However, I think there is something to be said for establishing some points of stability as best we can. Too much change, especially too fast, disrupts communities and uproots people, which is bad for both community and health. Historic buildings and other sites deserve preservation.
What we want to avoid is the kind of overblown growth or stagnation that we see in many places today. Too big, too fast is usually a recipe for disaster. So is a shortage of resources. Most areas need significant flexibility. Most of the time, you want changes that improve things without disrupting the balance. Replace a single house with a duplex or add an auxiliary unit over the garage, and you have more homes. Allow a home business in a spare room or garage, or turn a house into a hair salon or thrift shop, and you gain more things for people to do in that neighborhood without attracting more outside traffic than the infrastructure or residents can support.
Well, look at nature again -- a healthy system has small-scale chance but overall it's pretty stable. Also, if you set things up properly, then something magical happens: stuff sprouts that you didn't have to pay to plant. Some of that may be a nuisance, but some of it is stuff you want to keep. So too with cities.

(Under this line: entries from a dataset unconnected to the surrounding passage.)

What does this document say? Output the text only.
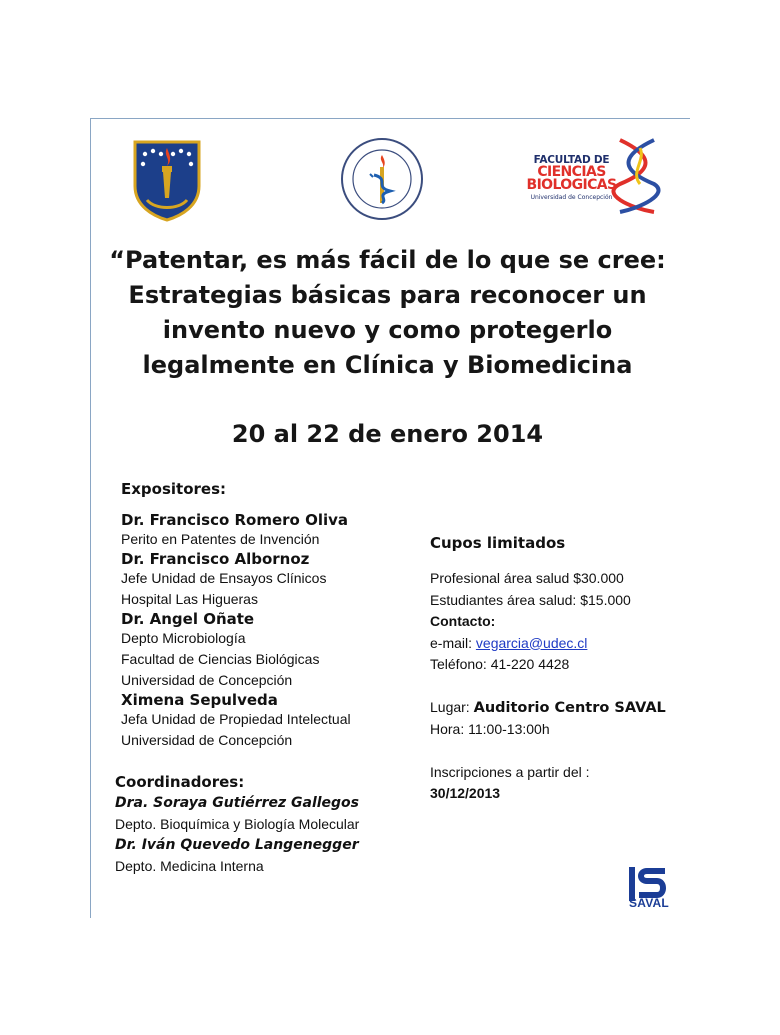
FACULTAD DE
CIENCIAS
BIOLOGICAS
Universidad de Concepción
“Patentar, es más fácil de lo que se cree:
Estrategias básicas para reconocer un
invento nuevo y como protegerlo
legalmente en Clínica y Biomedicina
20 al 22 de enero 2014
Expositores:
Dr. Francisco Romero Oliva
Perito en Patentes de Invención
Dr. Francisco Albornoz
Jefe Unidad de Ensayos Clínicos
Hospital Las Higueras
Dr. Angel Oñate
Depto Microbiología
Facultad de Ciencias Biológicas
Universidad de Concepción
Ximena Sepulveda
Jefa Unidad de Propiedad Intelectual
Universidad de Concepción
Coordinadores:
Dra. Soraya Gutiérrez Gallegos
Depto. Bioquímica y Biología Molecular
Dr. Iván Quevedo Langenegger
Depto. Medicina Interna
Cupos limitados
Profesional área salud $30.000
Estudiantes área salud: $15.000
Contacto:
e-mail: vegarcia@udec.cl
Teléfono: 41-220 4428
Lugar: Auditorio Centro SAVAL
Hora: 11:00-13:00h
Inscripciones a partir del :
30/12/2013
SAVAL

November 27 2020, 05:12:21 UTC 7 months ago
Yes ...
November 27 2020, 05:56:25 UTC 7 months ago
The low-hanging fruit for improvement:
* Legalize home businesses. Anything small enough to fit in a spare room or a garage should be fine. Even if you convert a house to a business -- they are often turned into a salon, bookstore, clothing boutique, or thrift shop -- it is unlikely to produce heavy traffic, because it's not going to attract more than a handful of customers at once and most of those will be neighbors. Put one public business per block and people can walk or bike to get a haircut or buy milk. It doesn't matter how many private ones (like writing) there are because those don't affect the neighborhood.
* Legalize the next step up. If buildings are 2 stories, allow 3. If there are single-family homes, allow duplexes.

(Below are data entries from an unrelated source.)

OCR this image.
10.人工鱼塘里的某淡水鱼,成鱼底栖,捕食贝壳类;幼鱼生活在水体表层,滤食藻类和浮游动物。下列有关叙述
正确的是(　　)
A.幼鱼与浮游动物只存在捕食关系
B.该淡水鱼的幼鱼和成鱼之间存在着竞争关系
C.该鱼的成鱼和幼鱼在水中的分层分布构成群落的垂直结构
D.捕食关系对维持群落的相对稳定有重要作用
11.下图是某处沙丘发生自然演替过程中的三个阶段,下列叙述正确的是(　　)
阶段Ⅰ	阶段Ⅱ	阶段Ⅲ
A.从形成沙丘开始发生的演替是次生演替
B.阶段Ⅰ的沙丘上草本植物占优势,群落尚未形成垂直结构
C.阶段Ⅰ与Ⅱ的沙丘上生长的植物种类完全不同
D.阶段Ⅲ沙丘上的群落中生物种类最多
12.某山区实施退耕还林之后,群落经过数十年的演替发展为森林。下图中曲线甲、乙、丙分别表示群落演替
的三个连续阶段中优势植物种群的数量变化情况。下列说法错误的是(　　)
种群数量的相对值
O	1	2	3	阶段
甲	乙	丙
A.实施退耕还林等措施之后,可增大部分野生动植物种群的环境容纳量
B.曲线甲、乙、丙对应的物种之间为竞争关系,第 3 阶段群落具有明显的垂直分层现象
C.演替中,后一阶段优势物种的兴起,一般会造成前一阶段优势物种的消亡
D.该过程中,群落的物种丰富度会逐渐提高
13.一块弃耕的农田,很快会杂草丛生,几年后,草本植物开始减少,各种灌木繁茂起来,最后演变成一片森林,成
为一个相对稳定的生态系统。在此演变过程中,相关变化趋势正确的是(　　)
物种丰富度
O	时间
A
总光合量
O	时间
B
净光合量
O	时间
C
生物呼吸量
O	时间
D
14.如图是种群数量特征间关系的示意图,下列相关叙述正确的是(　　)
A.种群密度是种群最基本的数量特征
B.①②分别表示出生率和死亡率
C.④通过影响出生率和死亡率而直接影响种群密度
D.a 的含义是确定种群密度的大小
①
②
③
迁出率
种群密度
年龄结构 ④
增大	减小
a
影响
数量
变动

My suggestion would be to make those changes on corner lots, which tend to be bigger. This has two advantages: 1) It mixes up the types of units available in the neighborhood. 2) It limits changes to those points, which maintains the mix so it doesn't all roll into the same new thing. Corner lots could hold a big house (4+ bedrooms) for sharehousing or large families, a boardinghouse, a duplex or triplex, or a small apartment building (4-12 units depending on context). Suppose you have a block of 2-3 bedroom houses. You add a 5-bedroom house, a boarding house, a triplex of 1-bedroom flats, and an apartment of 6 studios. You now have a range of studio-5 bedrooms on one block.
* But switch out zoning so that you have neighborhoods of different types. Some mixed, some single-family, some multifamily, and so on.
* Drop the old religious restrictions on unrelated people living together. Few people can afford that shit anymore. A sharehouse or boardinghouse is highly efficient affordable housing.